Le nouveau gouvernement de M. Netanyahou, composé d'une coalition d'extrémistes religieux et nationalistes de droite, incarne ces tendances. Ses membres se targuent d'avoir pour mission de créer un nouvel Israël à leur image : moins libéral, plus religieux et plus enclin à tolérer la discrimination à l'encontre des non-Juifs.

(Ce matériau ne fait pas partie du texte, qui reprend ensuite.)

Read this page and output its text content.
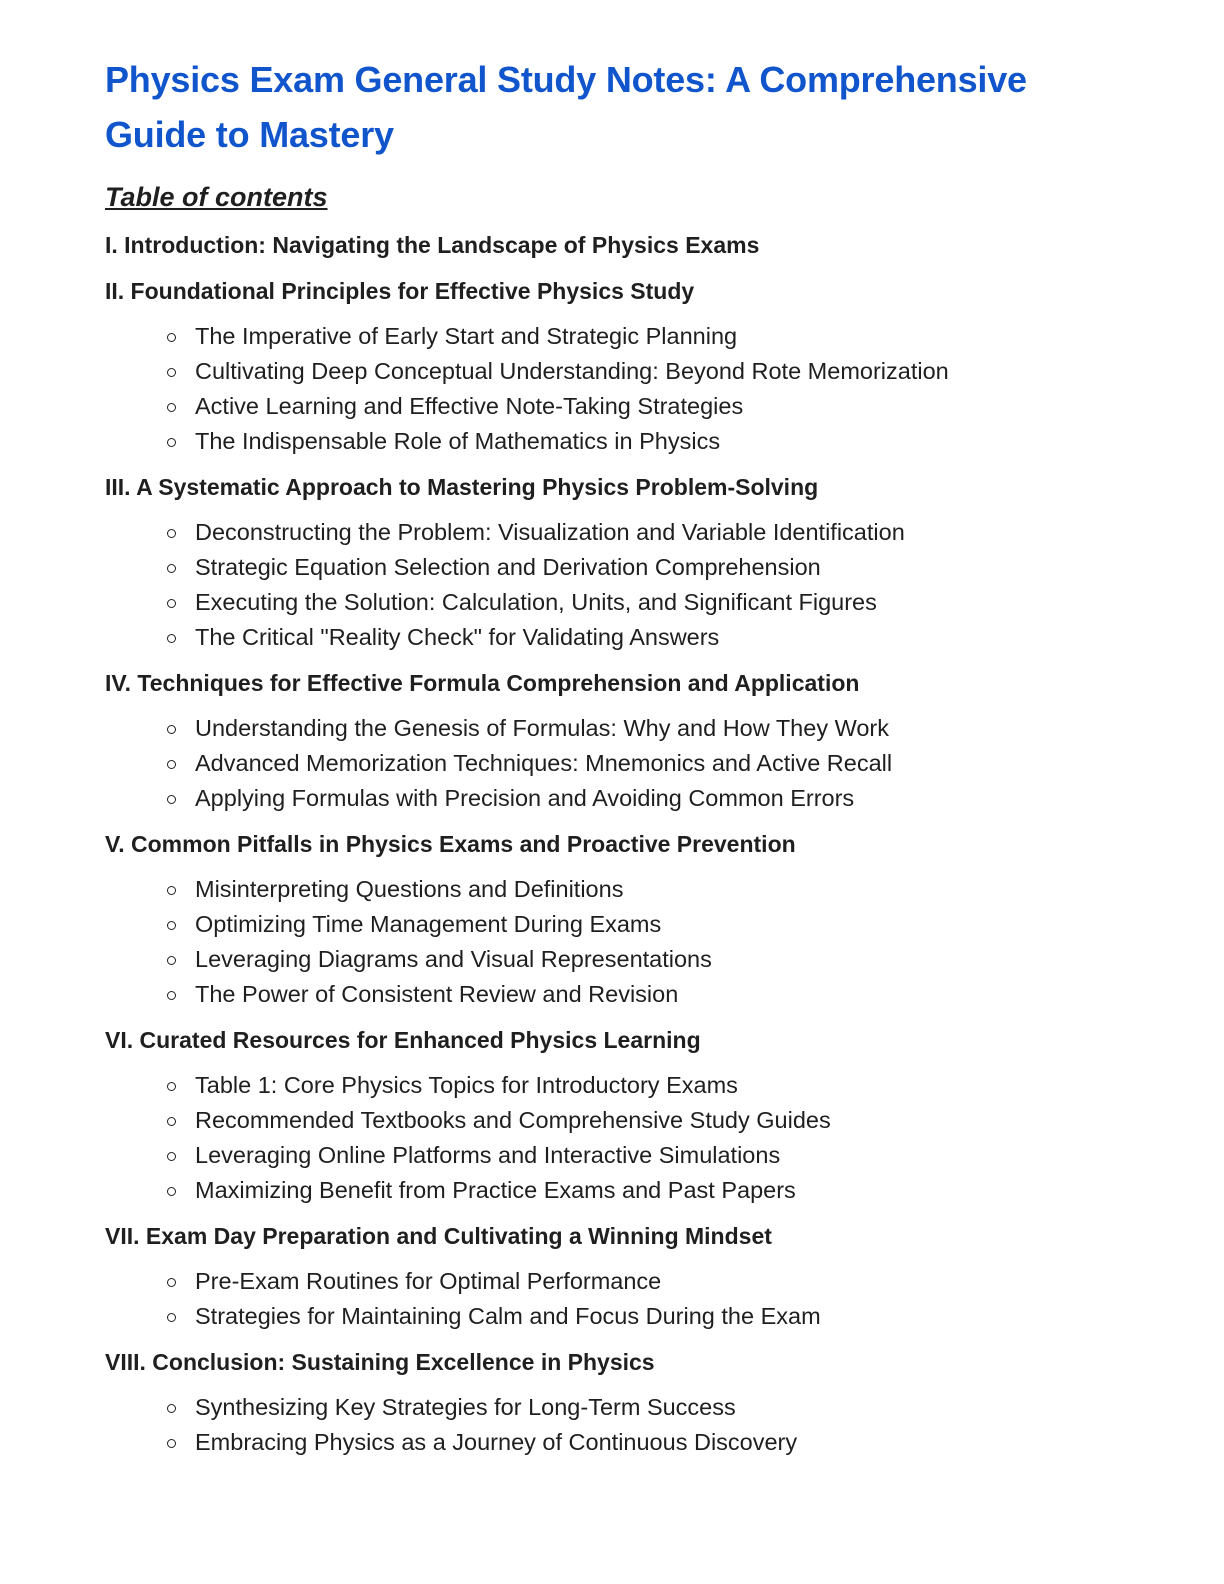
Physics Exam General Study Notes: A Comprehensive Guide to Mastery
Table of contents
I. Introduction: Navigating the Landscape of Physics Exams
II. Foundational Principles for Effective Physics Study
The Imperative of Early Start and Strategic Planning
Cultivating Deep Conceptual Understanding: Beyond Rote Memorization
Active Learning and Effective Note-Taking Strategies
The Indispensable Role of Mathematics in Physics
III. A Systematic Approach to Mastering Physics Problem-Solving
Deconstructing the Problem: Visualization and Variable Identification
Strategic Equation Selection and Derivation Comprehension
Executing the Solution: Calculation, Units, and Significant Figures
The Critical "Reality Check" for Validating Answers
IV. Techniques for Effective Formula Comprehension and Application
Understanding the Genesis of Formulas: Why and How They Work
Advanced Memorization Techniques: Mnemonics and Active Recall
Applying Formulas with Precision and Avoiding Common Errors
V. Common Pitfalls in Physics Exams and Proactive Prevention
Misinterpreting Questions and Definitions
Optimizing Time Management During Exams
Leveraging Diagrams and Visual Representations
The Power of Consistent Review and Revision
VI. Curated Resources for Enhanced Physics Learning
Table 1: Core Physics Topics for Introductory Exams
Recommended Textbooks and Comprehensive Study Guides
Leveraging Online Platforms and Interactive Simulations
Maximizing Benefit from Practice Exams and Past Papers
VII. Exam Day Preparation and Cultivating a Winning Mindset
Pre-Exam Routines for Optimal Performance
Strategies for Maintaining Calm and Focus During the Exam
VIII. Conclusion: Sustaining Excellence in Physics
Synthesizing Key Strategies for Long-Term Success
Embracing Physics as a Journey of Continuous Discovery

M. Netanyahou a écrit qu'« Israël n'est pas l'État de tous ses citoyens », mais plutôt « celui du peuple juif et de lui seul ». L'homme qu'il a nommé ministre de la sécurité nationale, Itamar Ben-Gvir, a déclaré que Gaza devait être « à nous » et que « les Palestiniens peuvent aller en Arabie saoudite ou dans d'autres endroits comme l'Irak ou l’Iran ». Cette vision extrémiste est partagée depuis longtemps par au moins une minorité d'Israéliens et est fortement ancrée dans la pensée et la pratique sionistes. Elle a commencé à faire des adeptes peu après l'occupation par Israël des territoires palestiniens lors de la guerre de 1967. Et bien qu'il ne s'agisse pas encore d'un point de vue hégémonique, il peut plausiblement revendiquer une majorité de la société israélienne et ne peut plus être considéré comme une position marginale.
La réalité d'un État unique est depuis longtemps évidente pour ceux qui vivent en Israël et dans les territoires qu'il contrôle, ainsi que pour tous ceux qui ont prêté attention à l'évolution inexorable de la situation sur le terrain. Ces dernières années, quelque chose a changé, il faut le dire. Jusqu'à récemment, la réalité de l'État unique était rarement reconnue par les acteurs importants, et ceux qui exprimaient cette vérité à voix haute étaient ignorés ou punis pour cela. Cependant, avec une rapidité remarquable, l'inavouable est devenu proche de la sagesse conventionnelle.